I have many files in a folder:

yyyymmdd_hhmmss.mp4
yyyymmdd_hhmmss_suffix1.mp4
yyyymmdd_hhmmss_suffix1_suffix2.mp4

The following filename formats are also possible (rarely):

yyyymmdd_hhmmss_$$$.mp4
yyyymmdd_hhmmss_$$$_suffix1.mp4
yyyymmdd_hhmmss_$$$_suffix1_suffix2.mp4
yyyymmdd_hhmmss_$$.mp4
yyyymmdd_hhmmss_$$_suffix1.mp4
yyyymmdd_hhmmss_$$_suffix1_suffix2.mp4
yyyymmdd_hhmmss_$.mp4
yyyymmdd_hhmmss_$_suffix1.mp4
yyyymmdd_hhmmss_$_suffix1_suffix2.mp4

where $ is a number 0-9

I am trying to catch "yyyymmdd_hhmmss" and use it as an argument. This is what I do when only one suffix presented:

for file in "$@"; do 
  file_nosuffix="${file%*_suffix1.mp4}.mp4"
  echo "$file and $file_nosuffix"
done

But I get lost when all sorts of the filename formats mentioned above are presented.
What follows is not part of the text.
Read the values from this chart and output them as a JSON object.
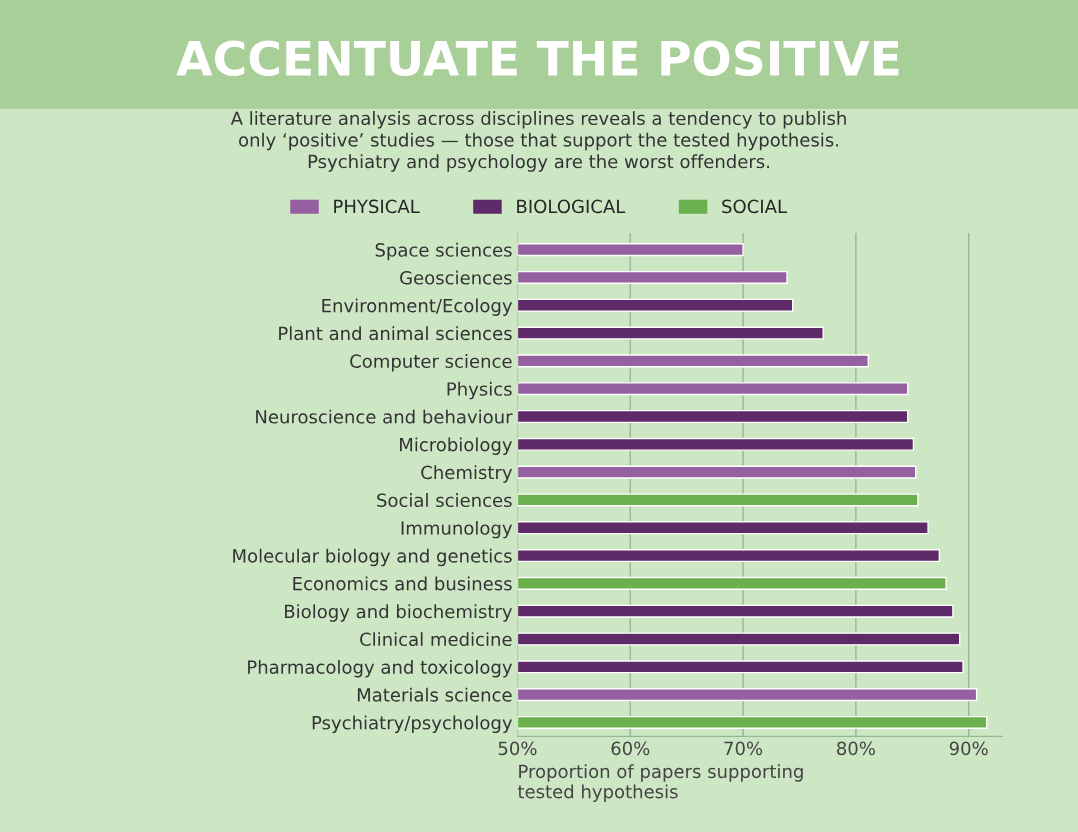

Ideally I would like to stick to the current pattern:

for file in "$@"; do 
   #catch "yyyymmdd_hhmmss"
   #do something on files yyyymmdd_hhmmss.mp4
   #do something else on files yyyymmdd_hhmmss_suffix1.mp4
   #etc.
done

Is that possible?

Answer 1

Bash has built-in regex support, if you want to confirm the format:

regex='^[[:digit:]]{8}_[[:digit:]]{6}' # POSIX ERE; can't use PCRE extensions here

for file; do
  if [[ $file =~ $regex ]]; then
    echo "${BASH_REMATCH[0]} is the substring for $file" >&2
  else
    echo "$file does match the required format" >&2
  fi
done

One can also trivially take a prefix;

for file; do
  prefix=${file:0:15}
  echo "Prefix for $file is $prefix"
done

...or, to delete the last two underscores and everything after them:

prefix=${file%_*_*}

---

See:

• BashFAQ #100 ("How can I do string manipulations in bash?")
• Parameter Expansion